We welcome the publication of Evaluating CDC’s Financial Institutions Portfolio, an independent portfolio-wide analysis of our investments in this sector.
It’s the first in the FCDO-CDC Evaluation and Learning Programme of independent multi-year evaluations across our priority sectors, which have been structured to draw out lessons that will enable and maximise our learning. These kind of longer-term evaluations are critical to help FCDO and CDC better understand how CDC’s investments deliver impact on people, businesses, sectors and overall economies. They are intended to scrutinise the evidence base which underpins our work. This then helps us target investments and track results in those businesses and sectors where we can have the most impact and can be used to inform our portfolio management and investment decisions.
This particular evaluation is an important addition because investing in financial institutions is a key part of how we support the long-term growth of businesses in Africa and South Asia. The Sustainable Development Goals will not be achieved without broad-based economic growth. And this, in turn, cannot be achieved without financial institutions that facilitate payments, provide savers with somewhere safe to keep their money and direct capital to the enterprises that need it.
It also builds on our work over the last few years to more precisely define the impact we can have through investing in financial institutions.
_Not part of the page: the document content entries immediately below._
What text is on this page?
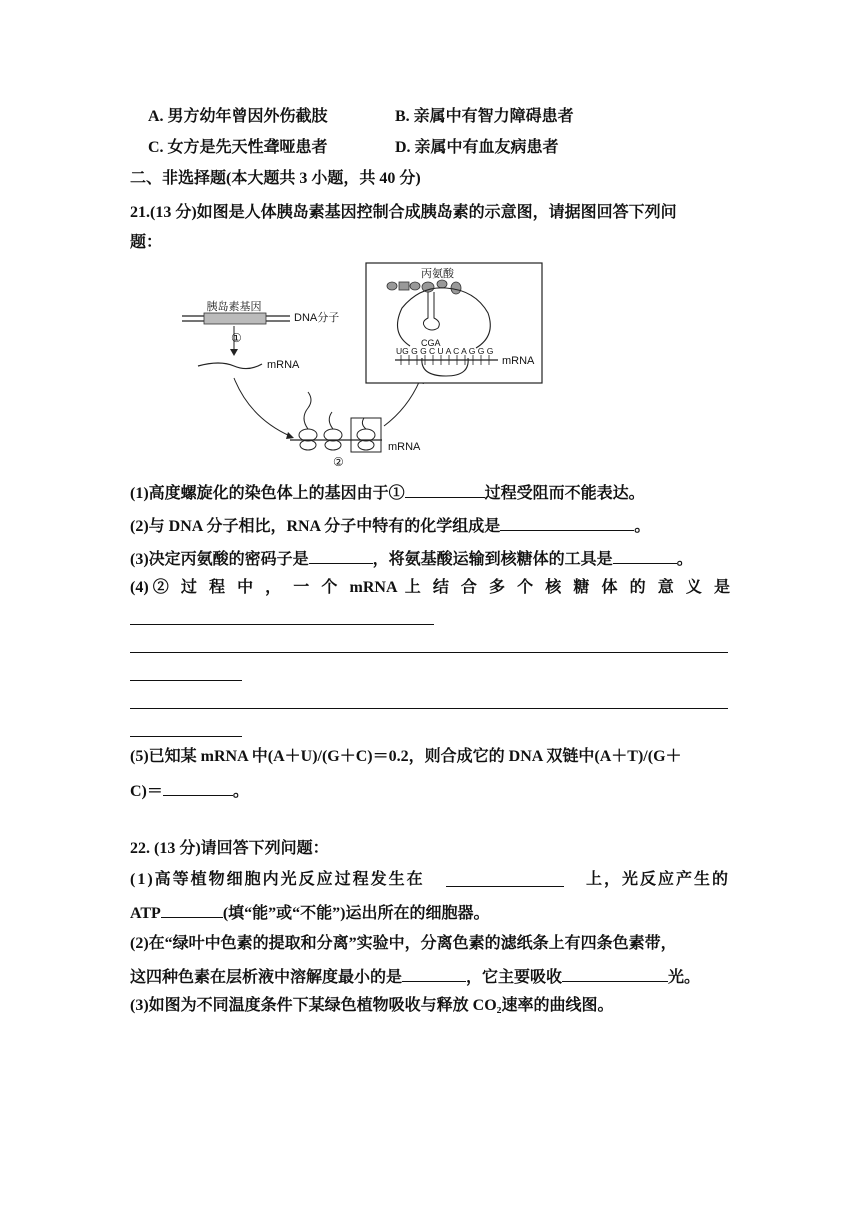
A. 男方幼年曾因外伤截肢	B. 亲属中有智力障碍患者
C. 女方是先天性聋哑患者	D. 亲属中有血友病患者
二、非选择题(本大题共 3 小题，共 40 分)
21.(13 分)如图是人体胰岛素基因控制合成胰岛素的示意图，请据图回答下列问
题：
胰岛素基因
DNA分子
①
mRNA
mRNA
②
丙氨酸
CGA
UG G G C U A C A G G G
mRNA
(1)高度螺旋化的染色体上的基因由于①	过程受阻而不能表达。
(2)与 DNA 分子相比，RNA 分子中特有的化学组成是	。
(3)决定丙氨酸的密码子是	，将氨基酸运输到核糖体的工具是	。
(4)② 过 程 中 ， 一 个 mRNA 上 结 合 多 个 核 糖 体 的 意 义 是
(5)已知某 mRNA 中(A＋U)/(G＋C)＝0.2，则合成它的 DNA 双链中(A＋T)/(G＋
C)＝	。
22. (13 分)请回答下列问题：
(1)高等植物细胞内光反应过程发生在	上，光反应产生的
ATP	(填“能”或“不能”)运出所在的细胞器。
(2)在“绿叶中色素的提取和分离”实验中，分离色素的滤纸条上有四条色素带，
这四种色素在层析液中溶解度最小的是	，它主要吸收	光。
(3)如图为不同温度条件下某绿色植物吸收与释放 CO₂速率的曲线图。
This includes a review carried out by NYU Wagner, which looked at the evidence on the impact of investing in financial institutions, and which in turn fed into the development of our impact framework and strategy for the sector. So we welcome this evaluation as a significant addition to our ongoing monitoring, evaluation and learning.
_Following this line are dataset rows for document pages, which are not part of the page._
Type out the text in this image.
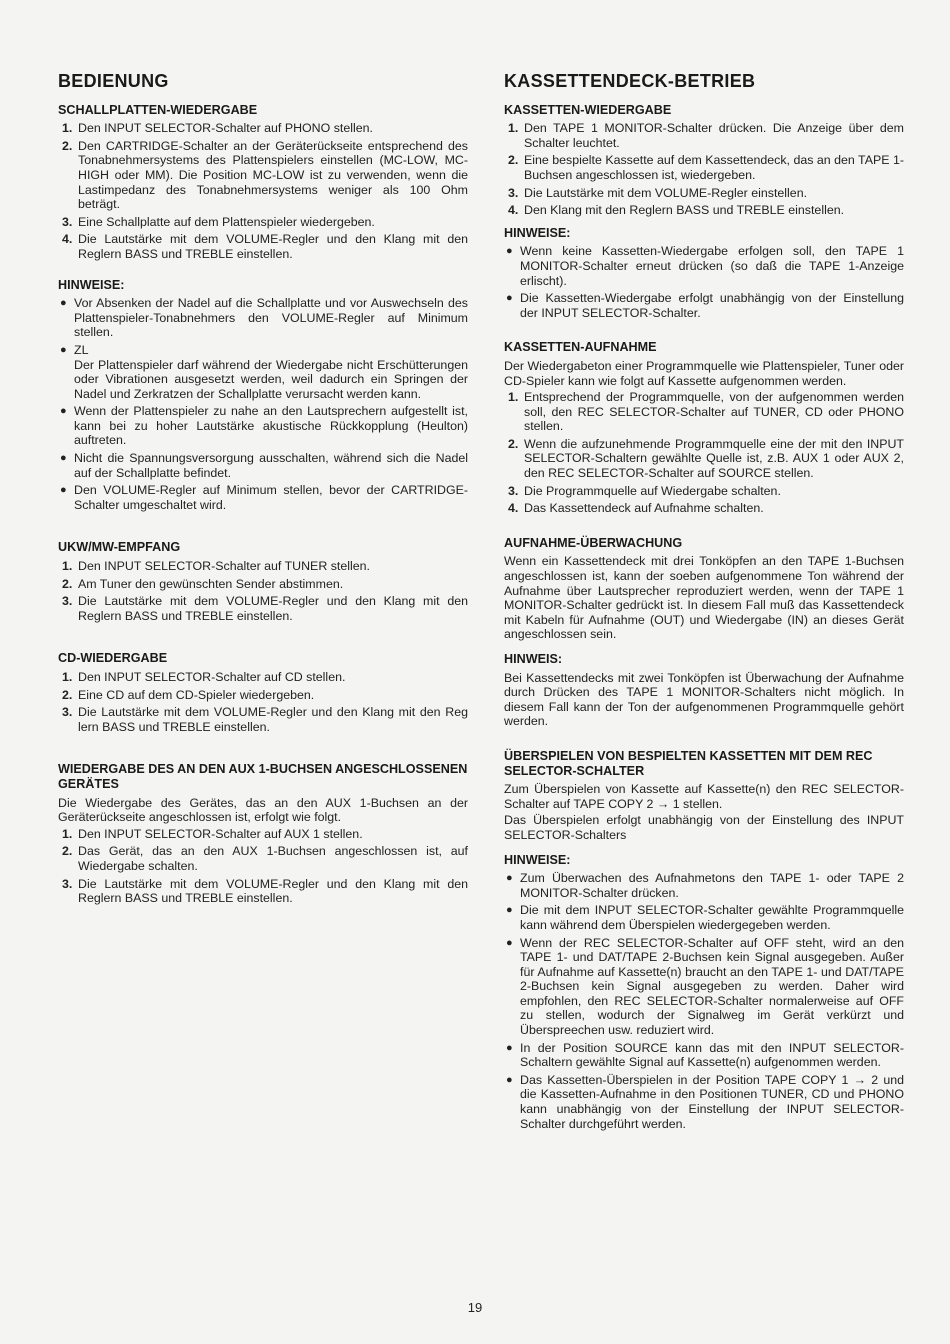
BEDIENUNG
SCHALLPLATTEN-WIEDERGABE
1. Den INPUT SELECTOR-Schalter auf PHONO stellen.
2. Den CARTRIDGE-Schalter an der Geräterückseite entsprechend des Tonabnehmersystems des Plattenspielers einstellen (MC-LOW, MC-HIGH oder MM). Die Position MC-LOW ist zu verwenden, wenn die Lastimpedanz des Tonabnehmersystems weniger als 100 Ohm beträgt.
3. Eine Schallplatte auf dem Plattenspieler wiedergeben.
4. Die Lautstärke mit dem VOLUME-Regler und den Klang mit den Reglern BASS und TREBLE einstellen.
HINWEISE:
● Vor Absenken der Nadel auf die Schallplatte und vor Auswechseln des Plattenspieler-Tonabnehmers den VOLUME-Regler auf Minimum stellen.
● ZL
Der Plattenspieler darf während der Wiedergabe nicht Erschütterungen oder Vibrationen ausgesetzt werden, weil dadurch ein Springen der Nadel und Zerkratzen der Schallplatte verursacht werden kann.
● Wenn der Plattenspieler zu nahe an den Lautsprechern aufgestellt ist, kann bei zu hoher Lautstärke akustische Rückkopplung (Heulton) auftreten.
● Nicht die Spannungsversorgung ausschalten, während sich die Nadel auf der Schallplatte befindet.
● Den VOLUME-Regler auf Minimum stellen, bevor der CARTRIDGE-Schalter umgeschaltet wird.
UKW/MW-EMPFANG
1. Den INPUT SELECTOR-Schalter auf TUNER stellen.
2. Am Tuner den gewünschten Sender abstimmen.
3. Die Lautstärke mit dem VOLUME-Regler und den Klang mit den Reglern BASS und TREBLE einstellen.
CD-WIEDERGABE
1. Den INPUT SELECTOR-Schalter auf CD stellen.
2. Eine CD auf dem CD-Spieler wiedergeben.
3. Die Lautstärke mit dem VOLUME-Regler und den Klang mit den Reg lern BASS und TREBLE einstellen.
WIEDERGABE DES AN DEN AUX 1-BUCHSEN ANGESCHLOSSENEN GERÄTES

Die Wiedergabe des Gerätes, das an den AUX 1-Buchsen an der Geräterückseite angeschlossen ist, erfolgt wie folgt.

1. Den INPUT SELECTOR-Schalter auf AUX 1 stellen.
2. Das Gerät, das an den AUX 1-Buchsen angeschlossen ist, auf Wiedergabe schalten.
3. Die Lautstärke mit dem VOLUME-Regler und den Klang mit den Reglern BASS und TREBLE einstellen.
KASSETTENDECK-BETRIEB
KASSETTEN-WIEDERGABE
1. Den TAPE 1 MONITOR-Schalter drücken. Die Anzeige über dem Schalter leuchtet.
2. Eine bespielte Kassette auf dem Kassettendeck, das an den TAPE 1-Buchsen angeschlossen ist, wiedergeben.
3. Die Lautstärke mit dem VOLUME-Regler einstellen.
4. Den Klang mit den Reglern BASS und TREBLE einstellen.
HINWEISE:
● Wenn keine Kassetten-Wiedergabe erfolgen soll, den TAPE 1 MONITOR-Schalter erneut drücken (so daß die TAPE 1-Anzeige erlischt).
● Die Kassetten-Wiedergabe erfolgt unabhängig von der Einstellung der INPUT SELECTOR-Schalter.
KASSETTEN-AUFNAHME

Der Wiedergabeton einer Programmquelle wie Plattenspieler, Tuner oder CD-Spieler kann wie folgt auf Kassette aufgenommen werden.

1. Entsprechend der Programmquelle, von der aufgenommen werden soll, den REC SELECTOR-Schalter auf TUNER, CD oder PHONO stellen.
2. Wenn die aufzunehmende Programmquelle eine der mit den INPUT SELECTOR-Schaltern gewählte Quelle ist, z.B. AUX 1 oder AUX 2, den REC SELECTOR-Schalter auf SOURCE stellen.
3. Die Programmquelle auf Wiedergabe schalten.
4. Das Kassettendeck auf Aufnahme schalten.
AUFNAHME-ÜBERWACHUNG

Wenn ein Kassettendeck mit drei Tonköpfen an den TAPE 1-Buchsen angeschlossen ist, kann der soeben aufgenommene Ton während der Aufnahme über Lautsprecher reproduziert werden, wenn der TAPE 1 MONITOR-Schalter gedrückt ist. In diesem Fall muß das Kassettendeck mit Kabeln für Aufnahme (OUT) und Wiedergabe (IN) an dieses Gerät angeschlossen sein.

HINWEIS:

Bei Kassettendecks mit zwei Tonköpfen ist Überwachung der Aufnahme durch Drücken des TAPE 1 MONITOR-Schalters nicht möglich. In diesem Fall kann der Ton der aufgenommenen Programmquelle gehört werden.

ÜBERSPIELEN VON BESPIELTEN KASSETTEN MIT DEM REC SELECTOR-SCHALTER

Zum Überspielen von Kassette auf Kassette(n) den REC SELECTOR-Schalter auf TAPE COPY 2 → 1 stellen.

Das Überspielen erfolgt unabhängig von der Einstellung des INPUT SELECTOR-Schalters

HINWEISE:
● Zum Überwachen des Aufnahmetons den TAPE 1- oder TAPE 2 MONITOR-Schalter drücken.
● Die mit dem INPUT SELECTOR-Schalter gewählte Programmquelle kann während dem Überspielen wiedergegeben werden.
● Wenn der REC SELECTOR-Schalter auf OFF steht, wird an den TAPE 1- und DAT/TAPE 2-Buchsen kein Signal ausgegeben. Außer für Aufnahme auf Kassette(n) braucht an den TAPE 1- und DAT/TAPE 2-Buchsen kein Signal ausgegeben zu werden. Daher wird empfohlen, den REC SELECTOR-Schalter normalerweise auf OFF zu stellen, wodurch der Signalweg im Gerät verkürzt und Überspreechen usw. reduziert wird.
● In der Position SOURCE kann das mit den INPUT SELECTOR-Schaltern gewählte Signal auf Kassette(n) aufgenommen werden.
● Das Kassetten-Überspielen in der Position TAPE COPY 1 → 2 und die Kassetten-Aufnahme in den Positionen TUNER, CD und PHONO kann unabhängig von der Einstellung der INPUT SELECTOR-Schalter durchgeführt werden.
19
The evaluation concludes that the majority of investments are on track to deliver their intended impact. At the same time, it also highlights areas where we could strengthen our approach to assessing development impact, and where deeper analysis is required to better understand the impact of our portfolio and further expand our learning.
This includes takeaways and lessons learnt, both of a general nature (section 9, p.71) and across seven key themes identified by the evaluators: geography, reaching underserved households and scaling micro-finance institutions, providing appropriate capital to small- and medium-sized enterprises, financial market liquidity for emerging markets, developing capital markets, master risk participation agreements and counter-cyclical finance, and gender (section 8, pp.67-70).
We recognise that these are important themes that are central to understanding and delivering impact in our financial services portfolio. We are committed to learn from this evaluation and have put in place a process to consider these findings and recommendations carefully. This includes looking in depth at each lesson that the evaluation has raised, and establishing our response to each of them. We expect to be able to report on this work publicly by Spring 2021.
This careful consideration will ensure that our sector strategy and impact management systems take account of all applicable lessons. We also welcome feedback from all stakeholders to the evaluation.
As part of the evaluation, the evaluators have set out the next steps in their overall programme, which includes a number of in-depth studies (section 10, p.72). We’ll be engaging fully in this next phase by working with our relevant investee companies to support these studies.
Finally, the evaluation comes at an opportune time, when we have reorganised our investment teams to form a Financial Services Group that covers all investment products. It will also be a useful tool as we work with FCDO in the co-development of our 2022-2026 strategy.